Открыв дверь в тамбур вагона, он увидел в полутьме большие тревожные глаза. Наташа бросилась к нему, прижалась головой к шинели, схватилась тонкими пальцами за ремень портупеи:
— Наконец, ты! Мне беспокойно и что-то очень тревожно без тебя, Коля!
Николай гладил разметавшиеся Наташины волосы и про себя улыбался.
«А все-таки неплохо, что во мне еще жив тот луковицкий парень Колька Ганцырев, Колька Черный. Если бы не он… Пусть живет Колька Черный, иногда он мне здорово помогает».
Последние перед отъездом три недели духовно измучили, измотали Николая. Наташа иногда соглашалась взять на себя всю художественную часть дивизии, и ему казалось, что она видит в этой работе тот же огромный смысл, что и он сам. А потом, через несколько дней, она вдруг заявляла, что единственный для нее путь — театр, пусть даже художником театра, если не актрисой. И начинала торопливо собираться в Москву с этим Греминым-Дарским, с которым встречалась каждый день.
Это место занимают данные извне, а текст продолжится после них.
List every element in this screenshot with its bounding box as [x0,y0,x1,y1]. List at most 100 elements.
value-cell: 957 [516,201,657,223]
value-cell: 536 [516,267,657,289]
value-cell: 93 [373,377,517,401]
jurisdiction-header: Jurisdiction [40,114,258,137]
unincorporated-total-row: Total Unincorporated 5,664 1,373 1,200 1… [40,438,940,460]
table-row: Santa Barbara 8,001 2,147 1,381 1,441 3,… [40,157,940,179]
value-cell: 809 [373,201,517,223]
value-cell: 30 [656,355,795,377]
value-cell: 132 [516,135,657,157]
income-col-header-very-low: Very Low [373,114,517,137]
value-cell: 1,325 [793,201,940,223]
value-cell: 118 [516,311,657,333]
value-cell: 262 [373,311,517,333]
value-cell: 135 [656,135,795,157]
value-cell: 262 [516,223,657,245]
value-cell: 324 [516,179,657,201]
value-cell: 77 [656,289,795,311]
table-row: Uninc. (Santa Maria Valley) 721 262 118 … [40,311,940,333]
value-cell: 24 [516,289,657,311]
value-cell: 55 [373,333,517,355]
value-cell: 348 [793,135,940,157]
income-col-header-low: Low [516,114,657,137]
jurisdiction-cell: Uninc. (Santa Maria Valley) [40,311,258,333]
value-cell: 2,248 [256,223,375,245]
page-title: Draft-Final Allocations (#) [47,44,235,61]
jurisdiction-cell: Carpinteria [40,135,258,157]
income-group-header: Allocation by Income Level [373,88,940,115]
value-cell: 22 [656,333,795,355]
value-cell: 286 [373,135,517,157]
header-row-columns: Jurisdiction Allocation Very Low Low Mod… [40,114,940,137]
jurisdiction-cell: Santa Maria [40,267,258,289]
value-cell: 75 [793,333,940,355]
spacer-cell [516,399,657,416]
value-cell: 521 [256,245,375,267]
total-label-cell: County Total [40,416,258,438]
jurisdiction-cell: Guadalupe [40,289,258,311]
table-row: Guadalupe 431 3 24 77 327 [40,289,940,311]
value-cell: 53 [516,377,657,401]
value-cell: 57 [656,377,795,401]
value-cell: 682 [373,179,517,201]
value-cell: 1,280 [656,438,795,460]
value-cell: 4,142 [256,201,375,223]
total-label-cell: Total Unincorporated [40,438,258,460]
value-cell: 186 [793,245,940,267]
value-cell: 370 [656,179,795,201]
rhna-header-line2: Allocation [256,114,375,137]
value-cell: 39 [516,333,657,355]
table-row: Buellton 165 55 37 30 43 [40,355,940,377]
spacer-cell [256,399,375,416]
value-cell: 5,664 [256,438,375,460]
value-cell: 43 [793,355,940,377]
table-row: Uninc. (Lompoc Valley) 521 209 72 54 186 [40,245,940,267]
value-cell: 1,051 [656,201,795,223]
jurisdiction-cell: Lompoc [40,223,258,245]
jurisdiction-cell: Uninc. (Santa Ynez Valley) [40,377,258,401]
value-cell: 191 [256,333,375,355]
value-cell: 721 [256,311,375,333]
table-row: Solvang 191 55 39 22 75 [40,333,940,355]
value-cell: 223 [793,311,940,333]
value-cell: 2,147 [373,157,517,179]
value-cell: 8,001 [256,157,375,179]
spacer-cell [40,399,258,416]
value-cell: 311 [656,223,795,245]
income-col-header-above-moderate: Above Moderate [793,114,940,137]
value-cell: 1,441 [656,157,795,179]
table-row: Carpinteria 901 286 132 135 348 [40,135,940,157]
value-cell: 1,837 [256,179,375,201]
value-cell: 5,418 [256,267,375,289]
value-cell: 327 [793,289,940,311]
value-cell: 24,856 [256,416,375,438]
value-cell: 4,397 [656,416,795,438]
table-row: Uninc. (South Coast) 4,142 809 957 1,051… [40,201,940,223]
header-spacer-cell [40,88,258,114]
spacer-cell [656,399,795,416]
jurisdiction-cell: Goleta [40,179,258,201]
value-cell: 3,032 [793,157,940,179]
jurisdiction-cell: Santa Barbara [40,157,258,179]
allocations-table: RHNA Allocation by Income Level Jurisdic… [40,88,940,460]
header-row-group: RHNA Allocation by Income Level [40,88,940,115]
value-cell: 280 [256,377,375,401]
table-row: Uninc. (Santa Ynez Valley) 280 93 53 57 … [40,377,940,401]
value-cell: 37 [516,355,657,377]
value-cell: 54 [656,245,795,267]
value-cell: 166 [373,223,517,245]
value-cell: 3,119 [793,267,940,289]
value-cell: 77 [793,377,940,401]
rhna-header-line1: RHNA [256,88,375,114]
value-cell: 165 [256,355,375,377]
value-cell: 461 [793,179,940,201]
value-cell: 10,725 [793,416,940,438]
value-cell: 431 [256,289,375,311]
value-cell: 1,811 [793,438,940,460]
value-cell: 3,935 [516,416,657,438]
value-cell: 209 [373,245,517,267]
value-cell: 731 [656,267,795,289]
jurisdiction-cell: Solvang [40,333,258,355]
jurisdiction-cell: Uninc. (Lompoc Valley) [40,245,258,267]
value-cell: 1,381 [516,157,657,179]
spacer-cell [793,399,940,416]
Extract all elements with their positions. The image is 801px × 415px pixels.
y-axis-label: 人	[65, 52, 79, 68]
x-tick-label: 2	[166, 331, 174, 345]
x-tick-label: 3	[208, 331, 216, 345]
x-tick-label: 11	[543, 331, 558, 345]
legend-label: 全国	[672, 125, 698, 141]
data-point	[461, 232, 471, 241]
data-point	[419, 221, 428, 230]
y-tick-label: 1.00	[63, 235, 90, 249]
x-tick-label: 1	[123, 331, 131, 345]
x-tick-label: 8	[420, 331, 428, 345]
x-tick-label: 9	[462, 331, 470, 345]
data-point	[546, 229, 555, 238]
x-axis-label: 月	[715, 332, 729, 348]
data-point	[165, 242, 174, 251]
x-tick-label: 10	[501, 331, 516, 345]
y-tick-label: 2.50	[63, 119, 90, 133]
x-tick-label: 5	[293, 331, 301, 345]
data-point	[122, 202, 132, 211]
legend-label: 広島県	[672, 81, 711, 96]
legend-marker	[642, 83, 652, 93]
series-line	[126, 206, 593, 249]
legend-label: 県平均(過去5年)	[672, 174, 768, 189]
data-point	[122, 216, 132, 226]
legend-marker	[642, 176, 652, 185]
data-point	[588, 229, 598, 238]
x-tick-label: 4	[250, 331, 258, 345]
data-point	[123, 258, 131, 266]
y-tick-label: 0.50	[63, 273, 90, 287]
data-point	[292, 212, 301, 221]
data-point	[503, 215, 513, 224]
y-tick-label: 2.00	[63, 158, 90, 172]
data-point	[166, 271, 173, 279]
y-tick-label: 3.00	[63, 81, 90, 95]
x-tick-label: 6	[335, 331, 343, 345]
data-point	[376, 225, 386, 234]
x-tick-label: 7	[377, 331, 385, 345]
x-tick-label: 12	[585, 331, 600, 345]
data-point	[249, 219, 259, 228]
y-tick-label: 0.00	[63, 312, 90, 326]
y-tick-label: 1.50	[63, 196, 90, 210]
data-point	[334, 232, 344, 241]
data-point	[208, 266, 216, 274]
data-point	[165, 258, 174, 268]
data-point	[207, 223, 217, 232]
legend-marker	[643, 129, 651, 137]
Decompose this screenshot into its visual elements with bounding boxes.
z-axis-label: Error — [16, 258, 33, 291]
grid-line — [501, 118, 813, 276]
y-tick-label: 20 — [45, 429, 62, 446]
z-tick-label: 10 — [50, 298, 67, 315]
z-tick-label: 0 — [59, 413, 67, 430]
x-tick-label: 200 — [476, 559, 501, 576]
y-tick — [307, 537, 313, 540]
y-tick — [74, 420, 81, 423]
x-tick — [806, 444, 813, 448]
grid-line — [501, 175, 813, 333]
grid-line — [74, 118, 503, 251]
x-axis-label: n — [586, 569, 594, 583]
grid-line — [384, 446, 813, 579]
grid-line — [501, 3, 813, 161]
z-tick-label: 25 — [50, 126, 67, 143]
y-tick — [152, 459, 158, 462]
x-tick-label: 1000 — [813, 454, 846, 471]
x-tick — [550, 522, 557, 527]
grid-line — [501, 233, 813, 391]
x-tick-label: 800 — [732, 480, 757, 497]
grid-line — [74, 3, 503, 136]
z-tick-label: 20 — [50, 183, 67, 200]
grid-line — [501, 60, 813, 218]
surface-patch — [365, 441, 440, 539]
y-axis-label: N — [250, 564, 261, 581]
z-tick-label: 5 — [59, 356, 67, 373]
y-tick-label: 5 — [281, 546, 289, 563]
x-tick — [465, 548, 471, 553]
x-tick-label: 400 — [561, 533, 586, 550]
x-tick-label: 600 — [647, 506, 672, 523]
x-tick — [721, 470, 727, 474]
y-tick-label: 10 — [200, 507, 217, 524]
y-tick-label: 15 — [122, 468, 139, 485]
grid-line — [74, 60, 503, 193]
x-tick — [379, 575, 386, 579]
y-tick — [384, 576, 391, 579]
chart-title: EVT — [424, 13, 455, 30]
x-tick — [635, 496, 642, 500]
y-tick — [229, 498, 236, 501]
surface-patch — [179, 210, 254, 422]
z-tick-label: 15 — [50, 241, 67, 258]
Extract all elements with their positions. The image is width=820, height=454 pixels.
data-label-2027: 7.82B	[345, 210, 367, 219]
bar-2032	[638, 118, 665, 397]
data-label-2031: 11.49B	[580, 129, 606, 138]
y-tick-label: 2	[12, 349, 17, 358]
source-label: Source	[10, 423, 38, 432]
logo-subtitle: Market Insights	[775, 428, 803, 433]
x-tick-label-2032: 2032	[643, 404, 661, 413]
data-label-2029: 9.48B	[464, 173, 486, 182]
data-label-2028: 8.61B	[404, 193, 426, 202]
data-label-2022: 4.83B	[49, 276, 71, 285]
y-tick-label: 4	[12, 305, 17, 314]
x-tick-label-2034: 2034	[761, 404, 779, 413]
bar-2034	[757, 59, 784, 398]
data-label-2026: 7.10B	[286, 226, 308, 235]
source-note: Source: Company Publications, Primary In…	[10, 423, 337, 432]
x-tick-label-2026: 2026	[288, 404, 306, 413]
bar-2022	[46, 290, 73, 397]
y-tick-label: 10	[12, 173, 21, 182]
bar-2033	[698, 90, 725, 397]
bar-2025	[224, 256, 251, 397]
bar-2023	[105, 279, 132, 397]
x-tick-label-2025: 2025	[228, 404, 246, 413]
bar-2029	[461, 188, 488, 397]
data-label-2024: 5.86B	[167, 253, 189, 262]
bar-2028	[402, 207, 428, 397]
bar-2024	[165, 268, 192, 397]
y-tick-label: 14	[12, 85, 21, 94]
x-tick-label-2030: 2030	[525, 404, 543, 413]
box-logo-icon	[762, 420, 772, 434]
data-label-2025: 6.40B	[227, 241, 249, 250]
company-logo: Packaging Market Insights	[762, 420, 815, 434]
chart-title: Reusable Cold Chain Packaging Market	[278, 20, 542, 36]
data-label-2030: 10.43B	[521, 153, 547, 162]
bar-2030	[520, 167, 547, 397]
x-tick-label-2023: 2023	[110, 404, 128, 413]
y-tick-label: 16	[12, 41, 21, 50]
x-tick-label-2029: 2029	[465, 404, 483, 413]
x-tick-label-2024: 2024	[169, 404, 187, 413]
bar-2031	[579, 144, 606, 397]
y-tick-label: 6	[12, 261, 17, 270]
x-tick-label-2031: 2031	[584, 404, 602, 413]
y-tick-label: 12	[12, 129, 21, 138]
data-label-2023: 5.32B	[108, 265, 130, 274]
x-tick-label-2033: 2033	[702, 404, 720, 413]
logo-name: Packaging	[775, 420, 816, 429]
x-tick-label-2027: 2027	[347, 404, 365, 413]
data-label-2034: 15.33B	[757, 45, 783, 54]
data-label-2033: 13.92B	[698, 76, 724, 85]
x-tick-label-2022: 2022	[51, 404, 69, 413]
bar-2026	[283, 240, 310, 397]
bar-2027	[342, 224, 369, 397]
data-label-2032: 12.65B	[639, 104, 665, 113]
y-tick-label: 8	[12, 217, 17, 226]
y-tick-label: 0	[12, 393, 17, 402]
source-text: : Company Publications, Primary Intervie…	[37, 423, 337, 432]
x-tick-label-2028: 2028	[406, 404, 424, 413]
Однажды комдив, — он знал Наташу, несколько раз вместе с Николаем заходили в дом к Веретиным, — с тревогой за судьбу товарища сказал напрямик:
— И чего ты страдаешь так, Николай? Девчонка-то не стоит этого, комиссар! В голове у нее каша, да и вообще — чуждый элемент. Разве она будет тебе, большевику, настоящей боевой подругой? Эх, наберись- ка ты, комиссар, силы и вычеркни ее из сердца.
Николай сначала вспыхнул, накричал на товарища, а потом признался:
— Знаю, все знаю и вижу, какая она. А еще крепче знаю, еще парнишкой узнал, что люблю я ее, друг. Только ее. Ты, может, думаешь, что война теперь идет только против врагов? Нет, война идет и за человека! Так должен ли я отдавать любимую этому Дарскому? Без борьбы?
Измучила его эта долгая борьба… А вчера от Кати узнал, что Наташа все-таки уезжает в Москву.
Он подлетел на Изумруде к веретинскому дому, когда в извозчичью пролетку Дарский с помощью папаши укладывал Наташины чемоданы. И тут стал действовать и говорить не комиссар дивизии, а Колька Ганцырев. Он вбежал по лестнице, распахнул дверь в гостиную. Увидел мамашу, которая мелкими взмахами руки крестила Наташу, словно солью посыпала.
— Ну, вот и хорошо, — сказал Колька Черный, — вот и хорошо, что ты уже собралась, Наташа.
— Да, да, это счастье, что Наташа в театре, в Москву…
— Нет, мамаша, — ответил резко Колька Черный. — Никаких театров! Гражданка Веретина является бойцом Красной Армии и обязана немедленно явиться в часть.
Колька не слышал криков мамаши. Он схватил Наташу за руку, сбежал по лестнице, знаком приказал ординарцу спешиться, подсадил ее в седло и, обернувшись, приказал папаше и Дарскому:
— А вещи гражданки Веретиной доставьте на вокзал, передайте коменданту.
Наташа, улыбаясь, помахала рукой родителям, а Николаю сказала:
— Ты рыцарь и романтик, Николай.
Поняла она, что все это не шутка, не игра, — только в эшелоне и испугалась. Но испуг прошел, когда ее окружили знакомые по агитпропотделу и стали показывать нарисованные за день плакаты.
За окном грохотала и бесновалась гроза. Темное стекло то перечеркивалось стремительной яркой полосой, то все вспыхивало белым светом, ослепляя глаза.
Наташа вздрагивала от страха, теснее прижималась к Николаю. Они стояли так очень долго, о чем-то негромко говорили, почти не слыша друг друга в треске и шуме грозы. А чувство близости все росло между ними, и оба понимали, что это новое приходит к ним не от смысла слов, а оттого, что перед ними лежит долгий неизведанный путь в тысячи верст и что они вместе уже идут сейчас по этому пути.